You have already suggested vectorizing and avoiding making unnecessary copies of intermediate results, so you are certainly on the right track. Let me caution you not to do what i did and just assume that vectorizing will always give you a performance boost (like it does in other languages, e.g., Python + NumPy, MATLAB).
An example:
# small function to time the results:
time_this = function(...) {
start.time = Sys.time(); eval(..., sys.frame(sys.parent(sys.parent())));
end.time = Sys.time(); print(end.time - start.time)
}
# data for testing: a 10000 x 1000 matrix of random doubles
a = matrix(rnorm(1e7, mean=5, sd=2), nrow=10000)
# two versions doing the same thing: calculating the mean for each row
# in the matrix
x = time_this( for (i in 1:nrow(a)){ mean( a[i,] ) } )
y = time_this( apply(X=a, MARGIN=1, FUN=mean) )
print(x) # returns => 0.5312099
print(y) # returns => 0.661242
The 'apply' version is actually slower than the 'for' version. (According to the Inferno author, if you are doing this you are not vectorizing, you are 'loop hiding'.)

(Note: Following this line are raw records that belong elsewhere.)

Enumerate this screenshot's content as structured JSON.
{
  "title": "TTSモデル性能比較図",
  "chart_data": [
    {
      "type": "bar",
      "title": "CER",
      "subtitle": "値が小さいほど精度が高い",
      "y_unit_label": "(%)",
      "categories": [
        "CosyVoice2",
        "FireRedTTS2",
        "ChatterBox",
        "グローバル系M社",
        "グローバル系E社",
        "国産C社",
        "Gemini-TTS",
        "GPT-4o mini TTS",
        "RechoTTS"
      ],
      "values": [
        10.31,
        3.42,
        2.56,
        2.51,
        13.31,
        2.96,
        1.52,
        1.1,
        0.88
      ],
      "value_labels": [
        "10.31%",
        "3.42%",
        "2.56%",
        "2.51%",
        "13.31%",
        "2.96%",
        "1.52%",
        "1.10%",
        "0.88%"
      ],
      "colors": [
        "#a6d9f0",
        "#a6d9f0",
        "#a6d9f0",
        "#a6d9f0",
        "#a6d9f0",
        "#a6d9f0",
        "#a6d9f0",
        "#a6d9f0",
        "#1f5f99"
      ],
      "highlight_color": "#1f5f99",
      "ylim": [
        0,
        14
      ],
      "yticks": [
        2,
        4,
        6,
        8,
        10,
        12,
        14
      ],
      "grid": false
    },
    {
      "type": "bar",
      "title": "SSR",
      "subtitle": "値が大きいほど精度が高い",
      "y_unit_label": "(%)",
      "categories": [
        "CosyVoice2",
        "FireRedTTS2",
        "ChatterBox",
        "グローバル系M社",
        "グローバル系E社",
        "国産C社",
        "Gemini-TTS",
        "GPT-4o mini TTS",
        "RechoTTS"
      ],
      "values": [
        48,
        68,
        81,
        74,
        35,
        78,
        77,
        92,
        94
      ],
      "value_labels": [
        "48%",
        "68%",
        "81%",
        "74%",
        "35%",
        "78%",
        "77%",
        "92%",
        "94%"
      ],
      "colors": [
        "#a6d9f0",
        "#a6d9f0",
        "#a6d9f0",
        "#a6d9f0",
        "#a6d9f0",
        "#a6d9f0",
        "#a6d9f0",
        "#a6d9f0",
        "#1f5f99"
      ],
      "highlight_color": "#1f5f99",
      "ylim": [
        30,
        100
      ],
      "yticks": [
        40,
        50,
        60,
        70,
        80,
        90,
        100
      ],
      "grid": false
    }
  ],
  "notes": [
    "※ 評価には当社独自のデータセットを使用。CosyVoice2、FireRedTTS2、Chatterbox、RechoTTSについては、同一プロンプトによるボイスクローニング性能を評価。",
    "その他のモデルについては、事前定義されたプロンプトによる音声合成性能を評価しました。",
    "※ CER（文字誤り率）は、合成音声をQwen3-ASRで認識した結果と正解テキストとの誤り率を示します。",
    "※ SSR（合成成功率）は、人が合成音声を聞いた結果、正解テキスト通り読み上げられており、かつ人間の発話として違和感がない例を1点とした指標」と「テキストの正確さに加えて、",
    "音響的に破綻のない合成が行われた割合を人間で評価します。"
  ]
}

But where you can get a performance boost is by using built-ins. Below, i've timed the same operation as the two above, just using the built-in function, 'rowMeans':
z = time_this(rowMeans(a))
print(z) # returns => 0.03679609
An order of magnitude improvement versus the 'for' loop (and the vectorized version).
The other members of the apply family are not just wrappers over a native 'for' loop.
a = abs(floor(10*rnorm(1e6)))
time_this(sapply(a, sqrt))
# returns => 6.64 secs
time_this(for (i in 1:length(a)){ sqrt(a[i])})
# returns => 1.33 secs
'sapply' is about 5x slower compared with a 'for' loop.
Finally, w/r/t vectorized versus 'for' loops, i don't think i ever use a loop if i can use a vectorized function--the latter is usually less keystrokes and and it's a more natural way (for me) to code, which is a different kind of performance boost, i suppose.